The large scope of the construction will mean some disruption for current residents, including possible relocation and a temporary hold on some amenities.
A 2006 report from Comptroller William C. Thompson Jr. found that apartments in Whitman-Ingersoll were left vacant at an exceptionally high rate. By that time the city had begun to relocate residents for the upcoming modernization project. Residents rallied together, complaining that rodents and drug dealers were taking over the empty apartments. The city responded by allowing some residents, like Smith, to stay in their units during construction and by expediting the work that must be done.
Currently, there are 487 apartments out of 1,826 that are not available for renting so that major modernization renovations can take place at Ingersoll, and 240 out of 1652 apartments at Whitman, according to the housing authority. The city tallies vacancies for Whitman and Ingersoll separately. There are 363 vacancies in Whitman and 646 at Ingersoll as a result routine turnover. Typically apartments off the renting rolls for routine turnover are filled within three weeks.
Residents who were relocated for modernization renovations moved to other public housing facilities with the option to return to their old apartments when the overhaul was complete.

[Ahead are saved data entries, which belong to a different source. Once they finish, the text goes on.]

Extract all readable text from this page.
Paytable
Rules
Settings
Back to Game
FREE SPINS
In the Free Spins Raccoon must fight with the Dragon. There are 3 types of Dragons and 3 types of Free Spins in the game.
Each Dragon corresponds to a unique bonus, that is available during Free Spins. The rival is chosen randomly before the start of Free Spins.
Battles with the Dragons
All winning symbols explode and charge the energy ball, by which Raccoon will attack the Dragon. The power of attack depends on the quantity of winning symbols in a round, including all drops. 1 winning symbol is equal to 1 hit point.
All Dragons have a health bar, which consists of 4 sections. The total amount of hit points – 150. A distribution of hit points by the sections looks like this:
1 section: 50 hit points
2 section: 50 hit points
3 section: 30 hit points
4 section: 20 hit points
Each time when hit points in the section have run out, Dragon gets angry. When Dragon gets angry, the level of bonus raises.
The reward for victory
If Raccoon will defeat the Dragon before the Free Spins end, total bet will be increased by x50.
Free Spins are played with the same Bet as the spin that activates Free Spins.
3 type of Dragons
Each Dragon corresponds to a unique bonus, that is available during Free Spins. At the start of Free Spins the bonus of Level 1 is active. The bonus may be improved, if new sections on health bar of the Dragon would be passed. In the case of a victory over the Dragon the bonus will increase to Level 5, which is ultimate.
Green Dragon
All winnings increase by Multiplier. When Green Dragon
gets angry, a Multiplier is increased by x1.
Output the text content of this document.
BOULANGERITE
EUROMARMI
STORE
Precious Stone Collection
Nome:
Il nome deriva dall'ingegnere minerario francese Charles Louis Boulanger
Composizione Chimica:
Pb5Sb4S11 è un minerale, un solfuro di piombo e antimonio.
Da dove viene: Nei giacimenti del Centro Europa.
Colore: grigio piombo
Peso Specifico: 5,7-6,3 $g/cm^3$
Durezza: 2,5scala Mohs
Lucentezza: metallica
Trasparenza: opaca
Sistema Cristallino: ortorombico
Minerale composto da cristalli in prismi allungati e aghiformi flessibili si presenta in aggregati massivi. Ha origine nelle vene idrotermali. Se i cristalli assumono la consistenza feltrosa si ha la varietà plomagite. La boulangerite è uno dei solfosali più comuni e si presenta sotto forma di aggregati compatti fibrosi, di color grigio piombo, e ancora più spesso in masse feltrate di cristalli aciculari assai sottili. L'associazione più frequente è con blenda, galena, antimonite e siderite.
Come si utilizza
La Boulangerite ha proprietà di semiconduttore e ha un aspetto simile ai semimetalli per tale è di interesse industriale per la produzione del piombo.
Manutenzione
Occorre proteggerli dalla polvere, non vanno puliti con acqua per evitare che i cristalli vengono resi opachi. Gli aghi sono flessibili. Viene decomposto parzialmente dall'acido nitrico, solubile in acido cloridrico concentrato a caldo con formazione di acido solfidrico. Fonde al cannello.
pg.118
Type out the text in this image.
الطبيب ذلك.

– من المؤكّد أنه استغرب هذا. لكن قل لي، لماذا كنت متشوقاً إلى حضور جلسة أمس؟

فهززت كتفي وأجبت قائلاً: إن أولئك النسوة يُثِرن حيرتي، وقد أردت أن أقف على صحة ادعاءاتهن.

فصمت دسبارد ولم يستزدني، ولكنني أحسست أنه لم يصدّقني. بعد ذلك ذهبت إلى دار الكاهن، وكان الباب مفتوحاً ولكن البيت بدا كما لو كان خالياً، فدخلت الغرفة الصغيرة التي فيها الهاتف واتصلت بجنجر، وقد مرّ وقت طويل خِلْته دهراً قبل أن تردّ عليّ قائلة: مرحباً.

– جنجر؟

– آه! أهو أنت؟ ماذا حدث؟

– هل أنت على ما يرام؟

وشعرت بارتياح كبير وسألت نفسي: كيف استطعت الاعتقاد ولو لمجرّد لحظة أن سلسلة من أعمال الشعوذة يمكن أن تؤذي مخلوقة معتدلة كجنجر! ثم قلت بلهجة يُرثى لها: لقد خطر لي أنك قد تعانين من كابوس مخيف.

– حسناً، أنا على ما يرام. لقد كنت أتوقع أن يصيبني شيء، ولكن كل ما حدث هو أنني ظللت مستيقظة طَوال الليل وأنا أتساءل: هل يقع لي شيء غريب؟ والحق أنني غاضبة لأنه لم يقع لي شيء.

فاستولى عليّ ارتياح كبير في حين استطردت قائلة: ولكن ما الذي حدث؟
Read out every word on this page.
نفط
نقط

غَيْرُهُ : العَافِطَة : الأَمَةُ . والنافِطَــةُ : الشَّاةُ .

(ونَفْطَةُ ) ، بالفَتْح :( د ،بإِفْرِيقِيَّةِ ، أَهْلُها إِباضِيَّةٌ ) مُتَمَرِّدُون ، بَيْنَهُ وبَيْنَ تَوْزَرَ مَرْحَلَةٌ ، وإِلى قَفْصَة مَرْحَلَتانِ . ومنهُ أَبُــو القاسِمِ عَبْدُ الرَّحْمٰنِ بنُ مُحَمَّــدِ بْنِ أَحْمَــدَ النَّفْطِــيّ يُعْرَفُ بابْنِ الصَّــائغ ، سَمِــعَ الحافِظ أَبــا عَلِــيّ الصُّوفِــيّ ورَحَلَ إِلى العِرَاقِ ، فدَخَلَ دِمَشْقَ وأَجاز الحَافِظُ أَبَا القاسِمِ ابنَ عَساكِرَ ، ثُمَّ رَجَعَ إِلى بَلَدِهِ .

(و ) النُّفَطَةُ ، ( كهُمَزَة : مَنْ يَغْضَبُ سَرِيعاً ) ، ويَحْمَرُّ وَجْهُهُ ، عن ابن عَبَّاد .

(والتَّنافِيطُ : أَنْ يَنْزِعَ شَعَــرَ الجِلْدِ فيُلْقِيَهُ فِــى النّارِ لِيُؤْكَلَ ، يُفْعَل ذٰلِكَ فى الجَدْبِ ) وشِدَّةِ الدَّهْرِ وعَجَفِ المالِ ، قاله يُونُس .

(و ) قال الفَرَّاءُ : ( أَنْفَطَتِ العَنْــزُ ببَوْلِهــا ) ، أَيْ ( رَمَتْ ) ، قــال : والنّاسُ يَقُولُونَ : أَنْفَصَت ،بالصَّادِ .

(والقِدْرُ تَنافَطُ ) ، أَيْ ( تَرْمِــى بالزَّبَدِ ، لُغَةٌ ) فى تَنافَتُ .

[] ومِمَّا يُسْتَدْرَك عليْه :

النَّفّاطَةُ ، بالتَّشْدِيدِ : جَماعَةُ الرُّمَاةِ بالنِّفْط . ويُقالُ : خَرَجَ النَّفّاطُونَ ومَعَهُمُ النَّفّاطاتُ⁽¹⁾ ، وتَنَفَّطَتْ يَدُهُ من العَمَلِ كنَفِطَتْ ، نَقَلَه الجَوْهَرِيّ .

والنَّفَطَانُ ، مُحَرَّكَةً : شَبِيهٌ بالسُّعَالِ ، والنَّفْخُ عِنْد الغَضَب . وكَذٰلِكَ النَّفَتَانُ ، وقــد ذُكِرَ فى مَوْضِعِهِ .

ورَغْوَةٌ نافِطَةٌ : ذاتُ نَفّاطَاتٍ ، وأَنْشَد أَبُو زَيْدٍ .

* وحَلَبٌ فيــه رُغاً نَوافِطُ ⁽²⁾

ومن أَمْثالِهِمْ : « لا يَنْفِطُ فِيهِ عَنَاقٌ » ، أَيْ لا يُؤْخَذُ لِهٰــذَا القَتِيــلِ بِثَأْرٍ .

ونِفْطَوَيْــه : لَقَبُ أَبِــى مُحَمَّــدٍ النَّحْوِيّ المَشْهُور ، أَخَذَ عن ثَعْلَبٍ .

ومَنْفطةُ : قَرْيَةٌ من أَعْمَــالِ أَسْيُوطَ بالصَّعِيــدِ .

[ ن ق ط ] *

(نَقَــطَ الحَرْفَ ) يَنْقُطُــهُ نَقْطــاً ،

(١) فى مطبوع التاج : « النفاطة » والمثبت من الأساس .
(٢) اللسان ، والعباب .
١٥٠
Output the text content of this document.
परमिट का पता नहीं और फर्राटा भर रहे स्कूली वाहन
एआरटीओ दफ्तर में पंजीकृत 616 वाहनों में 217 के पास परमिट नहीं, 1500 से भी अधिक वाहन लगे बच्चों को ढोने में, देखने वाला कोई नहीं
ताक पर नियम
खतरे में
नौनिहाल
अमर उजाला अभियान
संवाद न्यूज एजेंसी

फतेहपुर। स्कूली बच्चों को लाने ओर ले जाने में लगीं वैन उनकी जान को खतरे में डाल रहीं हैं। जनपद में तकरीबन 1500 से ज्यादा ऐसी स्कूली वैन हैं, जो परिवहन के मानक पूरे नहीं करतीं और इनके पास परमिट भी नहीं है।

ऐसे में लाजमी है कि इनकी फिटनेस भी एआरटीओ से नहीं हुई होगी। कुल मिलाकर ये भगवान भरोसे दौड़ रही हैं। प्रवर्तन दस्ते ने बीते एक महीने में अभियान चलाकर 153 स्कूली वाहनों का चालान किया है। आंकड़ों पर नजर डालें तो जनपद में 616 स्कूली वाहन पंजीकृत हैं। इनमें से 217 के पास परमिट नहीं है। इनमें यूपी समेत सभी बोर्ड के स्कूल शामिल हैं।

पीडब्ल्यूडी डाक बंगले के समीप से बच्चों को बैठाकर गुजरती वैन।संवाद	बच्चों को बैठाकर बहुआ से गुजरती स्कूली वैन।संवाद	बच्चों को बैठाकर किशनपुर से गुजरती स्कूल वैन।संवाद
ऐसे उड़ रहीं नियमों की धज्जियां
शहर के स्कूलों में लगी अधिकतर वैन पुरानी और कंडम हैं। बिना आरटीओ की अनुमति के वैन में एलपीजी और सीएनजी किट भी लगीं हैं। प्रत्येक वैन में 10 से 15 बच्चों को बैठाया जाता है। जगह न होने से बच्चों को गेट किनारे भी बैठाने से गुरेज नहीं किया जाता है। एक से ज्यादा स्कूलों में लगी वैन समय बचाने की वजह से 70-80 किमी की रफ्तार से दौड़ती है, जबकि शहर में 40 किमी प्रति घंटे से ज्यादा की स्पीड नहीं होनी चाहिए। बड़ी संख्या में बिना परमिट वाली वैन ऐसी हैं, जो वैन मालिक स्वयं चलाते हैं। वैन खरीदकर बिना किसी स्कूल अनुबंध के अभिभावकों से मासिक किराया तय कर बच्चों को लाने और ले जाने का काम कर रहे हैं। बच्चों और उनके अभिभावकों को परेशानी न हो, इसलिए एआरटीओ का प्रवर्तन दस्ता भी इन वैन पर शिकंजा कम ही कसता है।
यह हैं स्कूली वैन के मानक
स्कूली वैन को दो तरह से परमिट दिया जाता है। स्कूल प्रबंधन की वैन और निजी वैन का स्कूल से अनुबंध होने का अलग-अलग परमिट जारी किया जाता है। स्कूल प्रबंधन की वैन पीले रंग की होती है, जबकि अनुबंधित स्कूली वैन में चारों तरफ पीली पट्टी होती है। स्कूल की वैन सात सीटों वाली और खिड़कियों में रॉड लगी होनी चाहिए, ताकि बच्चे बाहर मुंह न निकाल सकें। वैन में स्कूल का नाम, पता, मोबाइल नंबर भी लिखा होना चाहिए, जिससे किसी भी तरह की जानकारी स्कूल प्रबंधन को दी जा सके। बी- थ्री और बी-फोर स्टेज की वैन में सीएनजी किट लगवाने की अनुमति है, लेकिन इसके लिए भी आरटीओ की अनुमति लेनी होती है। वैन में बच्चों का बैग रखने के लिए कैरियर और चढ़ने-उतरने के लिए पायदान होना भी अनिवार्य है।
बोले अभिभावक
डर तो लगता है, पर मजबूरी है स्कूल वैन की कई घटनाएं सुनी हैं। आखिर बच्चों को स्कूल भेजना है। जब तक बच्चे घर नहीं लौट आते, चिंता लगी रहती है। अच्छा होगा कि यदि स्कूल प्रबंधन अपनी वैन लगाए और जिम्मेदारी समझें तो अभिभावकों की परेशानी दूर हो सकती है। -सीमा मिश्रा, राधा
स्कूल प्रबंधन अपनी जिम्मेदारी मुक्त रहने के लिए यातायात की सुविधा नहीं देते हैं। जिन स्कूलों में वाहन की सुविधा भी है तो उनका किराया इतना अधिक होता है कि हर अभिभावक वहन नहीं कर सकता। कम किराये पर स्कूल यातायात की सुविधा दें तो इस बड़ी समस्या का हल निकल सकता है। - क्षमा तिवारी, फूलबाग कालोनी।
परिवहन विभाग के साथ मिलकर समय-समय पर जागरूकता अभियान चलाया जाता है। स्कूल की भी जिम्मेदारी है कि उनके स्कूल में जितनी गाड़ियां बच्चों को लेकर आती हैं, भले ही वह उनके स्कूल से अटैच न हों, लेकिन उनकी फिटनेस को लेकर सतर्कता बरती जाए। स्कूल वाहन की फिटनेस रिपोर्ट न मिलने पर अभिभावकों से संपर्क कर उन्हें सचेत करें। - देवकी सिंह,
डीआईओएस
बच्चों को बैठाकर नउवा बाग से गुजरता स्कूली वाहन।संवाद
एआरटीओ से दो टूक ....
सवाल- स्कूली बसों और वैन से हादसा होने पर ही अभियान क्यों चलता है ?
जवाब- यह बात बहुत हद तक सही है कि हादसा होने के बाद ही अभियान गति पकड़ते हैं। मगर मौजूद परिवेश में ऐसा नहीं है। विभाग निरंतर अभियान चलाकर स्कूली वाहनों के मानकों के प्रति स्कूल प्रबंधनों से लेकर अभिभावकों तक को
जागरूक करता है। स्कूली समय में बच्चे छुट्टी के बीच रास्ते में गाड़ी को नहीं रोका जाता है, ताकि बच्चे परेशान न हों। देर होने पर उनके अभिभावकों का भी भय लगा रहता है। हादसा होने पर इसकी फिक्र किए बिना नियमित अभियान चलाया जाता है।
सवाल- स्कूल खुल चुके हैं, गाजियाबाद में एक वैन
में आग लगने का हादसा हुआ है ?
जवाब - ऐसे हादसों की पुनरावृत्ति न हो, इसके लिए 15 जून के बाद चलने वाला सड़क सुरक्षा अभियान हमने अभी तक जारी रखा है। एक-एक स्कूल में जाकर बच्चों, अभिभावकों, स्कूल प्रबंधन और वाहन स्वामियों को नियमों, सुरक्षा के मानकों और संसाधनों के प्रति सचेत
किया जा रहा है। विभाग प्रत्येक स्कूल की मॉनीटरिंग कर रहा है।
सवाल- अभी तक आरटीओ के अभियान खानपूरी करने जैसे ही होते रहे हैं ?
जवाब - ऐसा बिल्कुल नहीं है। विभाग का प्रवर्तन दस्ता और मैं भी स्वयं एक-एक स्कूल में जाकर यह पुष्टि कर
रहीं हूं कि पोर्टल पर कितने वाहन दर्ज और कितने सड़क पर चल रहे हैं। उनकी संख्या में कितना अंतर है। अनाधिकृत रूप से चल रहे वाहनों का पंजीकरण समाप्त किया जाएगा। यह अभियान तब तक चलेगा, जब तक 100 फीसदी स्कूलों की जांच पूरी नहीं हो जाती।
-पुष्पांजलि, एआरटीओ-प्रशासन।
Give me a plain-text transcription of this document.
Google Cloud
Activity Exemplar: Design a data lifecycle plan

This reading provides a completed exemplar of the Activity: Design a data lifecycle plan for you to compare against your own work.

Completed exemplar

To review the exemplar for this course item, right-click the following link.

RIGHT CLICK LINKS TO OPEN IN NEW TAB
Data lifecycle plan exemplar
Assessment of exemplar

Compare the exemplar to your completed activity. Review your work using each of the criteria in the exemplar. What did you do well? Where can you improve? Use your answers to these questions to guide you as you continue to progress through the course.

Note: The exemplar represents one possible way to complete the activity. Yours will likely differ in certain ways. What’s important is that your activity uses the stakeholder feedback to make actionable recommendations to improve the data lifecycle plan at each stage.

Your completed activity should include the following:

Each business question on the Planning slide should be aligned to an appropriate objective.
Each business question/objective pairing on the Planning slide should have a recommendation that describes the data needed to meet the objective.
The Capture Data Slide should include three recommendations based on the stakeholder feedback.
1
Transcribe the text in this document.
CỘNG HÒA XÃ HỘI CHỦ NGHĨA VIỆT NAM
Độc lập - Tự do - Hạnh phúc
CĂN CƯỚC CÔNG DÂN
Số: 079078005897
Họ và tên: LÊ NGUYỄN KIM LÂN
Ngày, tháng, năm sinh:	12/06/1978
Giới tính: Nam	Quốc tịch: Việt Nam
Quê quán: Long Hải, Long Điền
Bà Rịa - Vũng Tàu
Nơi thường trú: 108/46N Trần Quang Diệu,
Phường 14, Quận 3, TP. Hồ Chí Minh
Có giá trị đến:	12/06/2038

So far 297 apartments have been renovated and their occupants returned to Whitman-Ingersoll.
Not all residents are pleased with the construction.
“Our basketball court is gone,” said Cita Lowe, a 22-year-old resident of Whitman Houses. “Look, it’s covered with construction equipment”
Other residents are worried that the city will increase their rent once construction is finished. “We can’t do that,” said Marder. “Public housing people pay 30% of their adjusted gross income. Those are federal laws. This is public housing. It’s going to remain public housing. There will not be an increase.”
The biggest shortfall of the project thus far is that it has failed to provide jobs for community members, a major goal of the federal stimulus package. According to the city, between 66 percent and 75 percent of Whitman-Ingersoll residents are unemployed.
Residents and local elected officials say that the housing authority and the construction companies, AFG Group Inc. and Tetra Tech are not doing enough to hire residents. “They’re on schedule but they haven’t lived up to requirements of Section 3,” said District 35 Councilwoman Letitia James.
Section 3 of the Housing and Urban Development Act of 1968 mandates that wherever federal funds are spent for public housing, economic opportunities will be given to residents to the greatest extent possible.
To qualify for a Section 3 job, residents must be on the apartment lease and be in good standing with the housing authority. Therefore, young people living with older residents are not able to benefit from Section 3. Since there are no specific guidelines of how many residents the construction groups are required to hire, its also difficult for local officials to hold the companies accountable.
AFG Group, the firm managing the construction, has hired five residents as administrative assistants or general laborers. Brown, the head of the Ingersoll tenants group, is hopeful that the few jobs held by residents are longer-term, high wage positions. “If they’re on the job for as long as this project lasts, the skills they learn there will help them gain other means of employment,” says Brown.